13.10.2003 18:07
Der Papst im Fleischestaumel
Das
Kunsthistorische Museum zeigt "Francis Bacon und die Bildtradition" – eine
sinnvolle Überschreitung der Grenzen des Traditionshauses - Foto
Kuratorin Barbara Steffen hat die Ausnahmefigur Bacon in ein
adäquates Umfeld gesetzt.
Wien – Was wohl hatte der mit dem Papst im Sinn? Genauer: mit Innozenz
X? Francis Bacon, ein historisch betrachtet früh bekennender Schwuler aus
Dublin, ein Maler, der sich den ästhetischen Theorien des 20. Jahrhunderts nicht
so recht fügen wollte, der es wie kein anderer verstand, Pubertät, Barock,
Lebensüberdruss und Fleischestaumel, Begehren und Verwesen, Herrensauna und
Kreuzigung, Ödipus und griechisch/römischen Ringkampf, gänzlich unpickelig und
unverlogen, aus erster Hand, und trotzdem untadelig artifiziell verallgemeinert,
ins meisterliche, stets glasbewehrte Bild zu bringen.
Vielleicht
inspirierte ihn die Tatsache, dass dem mächtigsten – und somit selbst redend
testosteronbestimmten – Fleisch der Welt, seinem Papa, der Käfig Papstthron
schlichtweg zu eng war, ihm, dem Papa, zum Schreien zumute war, so eingezwängt
in das repräsentative Gehäuse. Er, Bacon, ihn 1950 endlich befreien wollte aus
den Repräsentationspflichten, zu denen Diego Velázquez ihn um 1650 für alle Tage
der Ewigkeit verdammt hatte. Bacon ließ Innozenz schreien, ließ ihm den Löwen
raushängen, und damit endlich das weltoberste Gemächt.
Er, Bacon, sah,
dass die päpstliche Erektion schon zwei Jahrhunderte lang sich schmerzlich am
Käfig Konvention rieb, dass es an der Zeit war, den mächtigsten Stab der Welt,
den Käfig, sprengen zu lassen, in einem Aufschrei, in einer Eruption
aufgestauter Gewalt, in einem Befreiungsschuss.
Gewalt mit
Stil
Ganz so wie Giacometti Die Nase 1948 den Käfig perforieren ließ,
den mächtigen Kolben ungeknickt durch das letzte Schleimhautfältchen führte, den
Restkörper samt Hirn aber gefangen hielt.

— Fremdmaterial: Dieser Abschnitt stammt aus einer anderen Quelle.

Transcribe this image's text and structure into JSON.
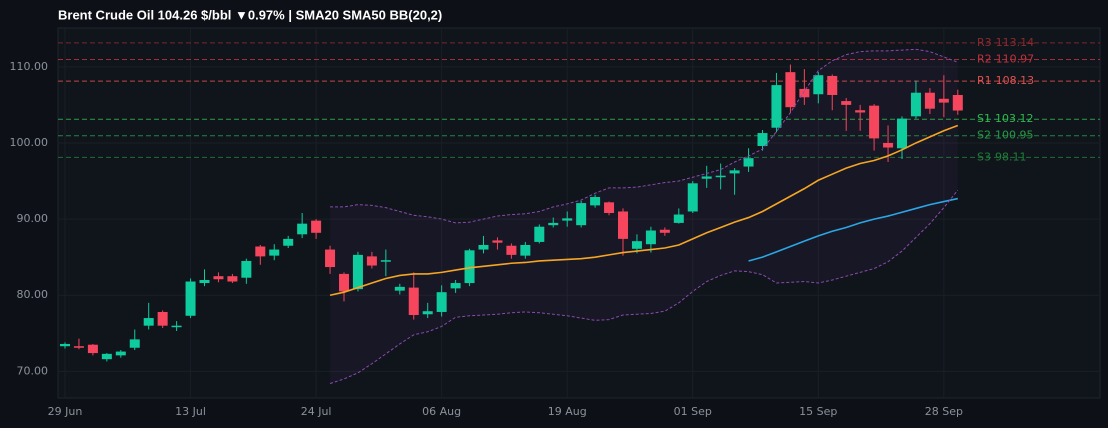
{
  "chart_data": {
    "type": "candlestick",
    "title": "Brent Crude Oil  104.26 $/bbl  ▼0.97%  |  SMA20  SMA50  BB(20,2)",
    "categories": [
      "29 Jun",
      null,
      null,
      null,
      null,
      null,
      null,
      null,
      null,
      "13 Jul",
      null,
      null,
      null,
      null,
      null,
      null,
      null,
      null,
      "24 Jul",
      null,
      null,
      null,
      null,
      null,
      null,
      null,
      null,
      "06 Aug",
      null,
      null,
      null,
      null,
      null,
      null,
      null,
      null,
      "19 Aug",
      null,
      null,
      null,
      null,
      null,
      null,
      null,
      null,
      "01 Sep",
      null,
      null,
      null,
      null,
      null,
      null,
      null,
      null,
      "15 Sep",
      null,
      null,
      null,
      null,
      null,
      null,
      null,
      null,
      "28 Sep",
      null
    ],
    "open": [
      73.3,
      73.3,
      73.5,
      71.6,
      72.1,
      73.1,
      76.0,
      77.8,
      75.8,
      77.3,
      81.6,
      82.5,
      82.5,
      82.3,
      86.4,
      85.2,
      86.5,
      88.0,
      89.8,
      86.0,
      82.8,
      80.8,
      85.1,
      84.4,
      80.6,
      81.0,
      77.5,
      77.8,
      80.9,
      81.6,
      86.0,
      87.2,
      86.5,
      85.2,
      87.0,
      89.2,
      89.8,
      89.2,
      91.8,
      92.2,
      91.0,
      86.1,
      86.7,
      88.6,
      89.5,
      91.0,
      95.3,
      95.5,
      96.0,
      96.9,
      99.6,
      102.0,
      109.3,
      107.1,
      106.4,
      108.8,
      105.5,
      104.3,
      104.9,
      100.0,
      99.3,
      103.5,
      106.6,
      105.8,
      106.3
    ],
    "high": [
      73.8,
      74.3,
      73.6,
      72.4,
      72.8,
      75.5,
      79.0,
      78.0,
      76.6,
      82.2,
      83.4,
      83.0,
      82.8,
      84.8,
      86.6,
      86.7,
      87.8,
      90.8,
      90.0,
      86.5,
      83.0,
      85.7,
      85.7,
      86.0,
      81.5,
      83.0,
      79.0,
      81.3,
      82.0,
      86.1,
      87.8,
      87.6,
      86.8,
      87.0,
      89.3,
      90.2,
      91.0,
      92.4,
      93.2,
      92.3,
      91.4,
      88.0,
      89.0,
      88.9,
      91.4,
      95.0,
      97.0,
      97.3,
      96.7,
      99.3,
      101.7,
      109.2,
      110.3,
      109.7,
      109.3,
      109.0,
      105.9,
      105.0,
      105.1,
      102.3,
      103.5,
      108.2,
      107.2,
      108.9,
      107.0
    ],
    "low": [
      73.0,
      72.9,
      72.1,
      71.3,
      71.8,
      72.8,
      75.5,
      75.7,
      75.3,
      77.0,
      81.2,
      81.7,
      81.6,
      81.5,
      84.0,
      84.6,
      86.2,
      87.5,
      87.4,
      82.8,
      79.2,
      80.5,
      83.5,
      82.5,
      80.1,
      76.8,
      77.0,
      77.2,
      80.3,
      81.2,
      85.5,
      86.0,
      84.8,
      84.8,
      86.8,
      88.9,
      89.0,
      88.9,
      91.5,
      90.5,
      85.2,
      85.5,
      85.6,
      87.8,
      89.4,
      90.8,
      94.1,
      93.9,
      93.2,
      96.2,
      99.0,
      101.4,
      103.9,
      105.0,
      105.2,
      104.3,
      101.6,
      101.6,
      99.0,
      97.5,
      97.9,
      103.2,
      103.8,
      103.4,
      103.7
    ],
    "close": [
      73.6,
      73.1,
      72.4,
      72.3,
      72.6,
      74.2,
      77.0,
      76.0,
      76.0,
      81.8,
      82.0,
      82.1,
      81.8,
      84.5,
      85.1,
      86.0,
      87.4,
      89.4,
      88.2,
      83.7,
      80.5,
      85.3,
      83.9,
      84.6,
      81.1,
      77.4,
      77.9,
      80.4,
      81.6,
      85.9,
      86.6,
      86.9,
      85.3,
      86.6,
      89.0,
      89.5,
      90.1,
      92.1,
      92.9,
      90.8,
      87.4,
      87.1,
      88.5,
      88.2,
      90.6,
      94.7,
      95.6,
      95.7,
      96.4,
      98.0,
      101.3,
      107.6,
      104.7,
      106.0,
      108.9,
      106.3,
      105.0,
      104.0,
      100.6,
      99.4,
      103.2,
      106.6,
      104.5,
      105.3,
      104.26
    ],
    "up_color": "#0fcc9f",
    "down_color": "#f6465d",
    "overlays": {
      "sma20": {
        "color": "#f5a623",
        "dash": false,
        "values": [
          null,
          null,
          null,
          null,
          null,
          null,
          null,
          null,
          null,
          null,
          null,
          null,
          null,
          null,
          null,
          null,
          null,
          null,
          null,
          80.0,
          80.4,
          81.0,
          81.6,
          82.2,
          82.6,
          82.8,
          82.8,
          83.0,
          83.3,
          83.6,
          83.8,
          84.0,
          84.2,
          84.3,
          84.5,
          84.6,
          84.7,
          84.8,
          85.0,
          85.3,
          85.6,
          85.8,
          86.0,
          86.2,
          86.6,
          87.4,
          88.2,
          88.9,
          89.6,
          90.2,
          91.0,
          92.0,
          93.0,
          94.0,
          95.1,
          95.9,
          96.7,
          97.3,
          97.7,
          98.3,
          99.1,
          100.0,
          100.8,
          101.6,
          102.3
        ]
      },
      "sma50": {
        "color": "#2aa7e4",
        "dash": false,
        "values": [
          null,
          null,
          null,
          null,
          null,
          null,
          null,
          null,
          null,
          null,
          null,
          null,
          null,
          null,
          null,
          null,
          null,
          null,
          null,
          null,
          null,
          null,
          null,
          null,
          null,
          null,
          null,
          null,
          null,
          null,
          null,
          null,
          null,
          null,
          null,
          null,
          null,
          null,
          null,
          null,
          null,
          null,
          null,
          null,
          null,
          null,
          null,
          null,
          null,
          84.5,
          85.0,
          85.7,
          86.4,
          87.1,
          87.8,
          88.4,
          88.9,
          89.5,
          90.0,
          90.4,
          90.9,
          91.4,
          91.9,
          92.3,
          92.7
        ]
      },
      "bb_upper": {
        "color": "#8a4bb0",
        "dash": true,
        "values": [
          null,
          null,
          null,
          null,
          null,
          null,
          null,
          null,
          null,
          null,
          null,
          null,
          null,
          null,
          null,
          null,
          null,
          null,
          null,
          91.6,
          91.6,
          91.9,
          91.8,
          91.5,
          91.0,
          90.5,
          90.3,
          90.0,
          89.5,
          89.6,
          90.0,
          90.4,
          90.6,
          90.7,
          91.0,
          91.6,
          92.0,
          92.5,
          93.4,
          94.1,
          94.1,
          94.2,
          94.5,
          94.8,
          95.0,
          95.5,
          96.0,
          96.5,
          97.5,
          98.3,
          99.2,
          101.5,
          104.0,
          106.8,
          109.5,
          110.8,
          111.6,
          112.0,
          112.1,
          112.1,
          112.2,
          112.3,
          112.0,
          111.3,
          110.6
        ]
      },
      "bb_lower": {
        "color": "#8a4bb0",
        "dash": true,
        "values": [
          null,
          null,
          null,
          null,
          null,
          null,
          null,
          null,
          null,
          null,
          null,
          null,
          null,
          null,
          null,
          null,
          null,
          null,
          null,
          68.4,
          69.0,
          69.8,
          71.0,
          72.3,
          73.6,
          74.8,
          75.2,
          75.9,
          77.1,
          77.3,
          77.4,
          77.5,
          77.7,
          77.8,
          77.7,
          77.5,
          77.3,
          77.0,
          76.7,
          76.8,
          77.4,
          77.5,
          77.6,
          77.9,
          79.0,
          80.5,
          81.8,
          82.6,
          83.2,
          83.1,
          82.7,
          81.6,
          81.7,
          81.8,
          81.6,
          82.0,
          82.5,
          83.0,
          83.5,
          84.4,
          85.8,
          87.6,
          89.4,
          91.5,
          93.8
        ]
      }
    },
    "levels": [
      {
        "name": "R3",
        "value": 113.14,
        "color": "#8c2a2f"
      },
      {
        "name": "R2",
        "value": 110.97,
        "color": "#c0323c"
      },
      {
        "name": "R1",
        "value": 108.13,
        "color": "#e0524f"
      },
      {
        "name": "S1",
        "value": 103.12,
        "color": "#2fb84f"
      },
      {
        "name": "S2",
        "value": 100.95,
        "color": "#279a45"
      },
      {
        "name": "S3",
        "value": 98.11,
        "color": "#1f7f3a"
      }
    ],
    "ylim": [
      66.5,
      115.1
    ],
    "yticks": [
      {
        "value": 70,
        "label": "70.00"
      },
      {
        "value": 80,
        "label": "80.00"
      },
      {
        "value": 90,
        "label": "90.00"
      },
      {
        "value": 100,
        "label": "100.00"
      },
      {
        "value": 110,
        "label": "110.00"
      }
    ],
    "grid": true
  }
}
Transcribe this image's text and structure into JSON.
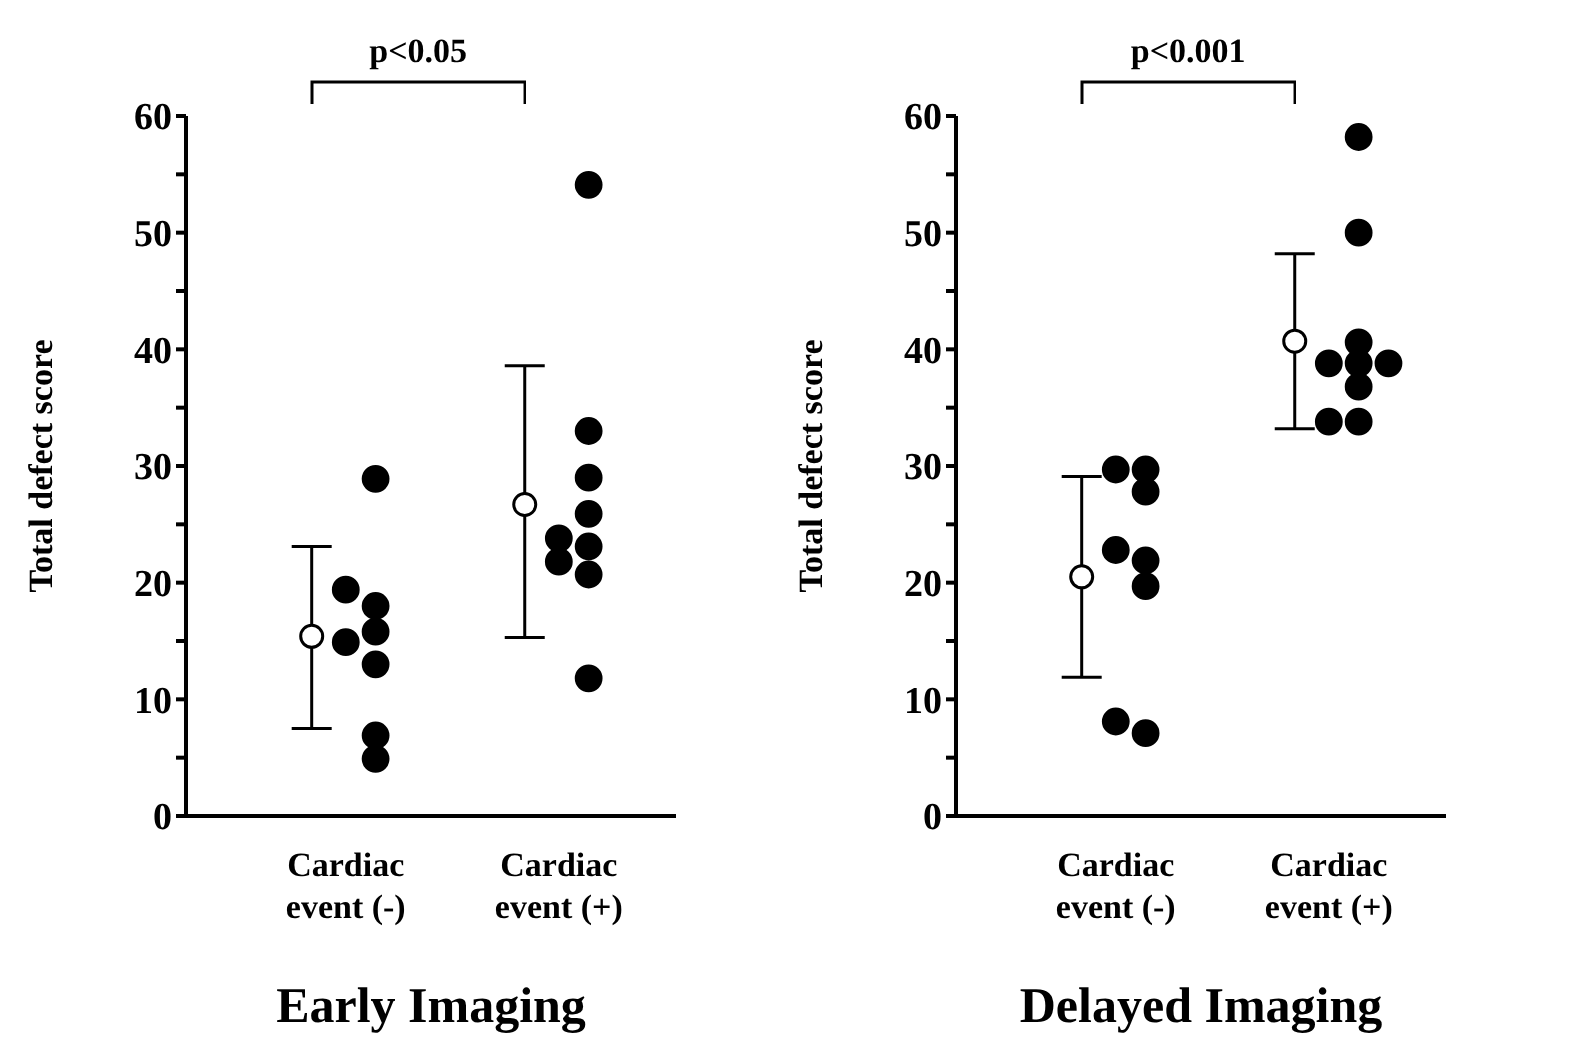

Bei Bacon wird nicht wie bei
Munch geschrien, aus niederen existenziellen Nöten einfach losgebrüllt, bei
Bacon bleibt Gewalt in Form, diszipliniert wie in einer Haremsfantasie von
Ingres (Türkisches Bad, 1859–63), normiert wie ein Stierkampf, zielstrebig wie
die Idee der Tour de France. Bei Bacon schreit einer nicht en plain air, in der
Waldeinsamkeit oder angesichts der gewaltigen Schöpfung seinen Frust
weg.
Bei Bacon wird unmittelbar aus dem Inventar gebrüllt, aus der
Meublage heraus, die der Käfig bietet, es sich bequem zu machen. Sich
einzurichten für die stets folgende Folter. Für die Drangsale und das
Schlimmere, dass eine Kajüte auf dem Panzerkreuzer anbietet, für die steifen
Nähte einer Uniform, für das Stützkorsett einer Ideologie, für die einzahlige
Wahrheit einer Religion.
Qualen, die dann eben den Körper prägen, ihn
amorph wie eine Sanddüne werden lassen, ausgeweidet, in konsumfreundliche Stücke
zerhackt. Und selbst dann noch, wie der Ochse Chaim Soutines oder knapp 400
Jahre früher schon jener Maerten van Cleves, aufgespannt und somit eingekastelt,
einer fremden Zweckdienlichkeit unterworfen.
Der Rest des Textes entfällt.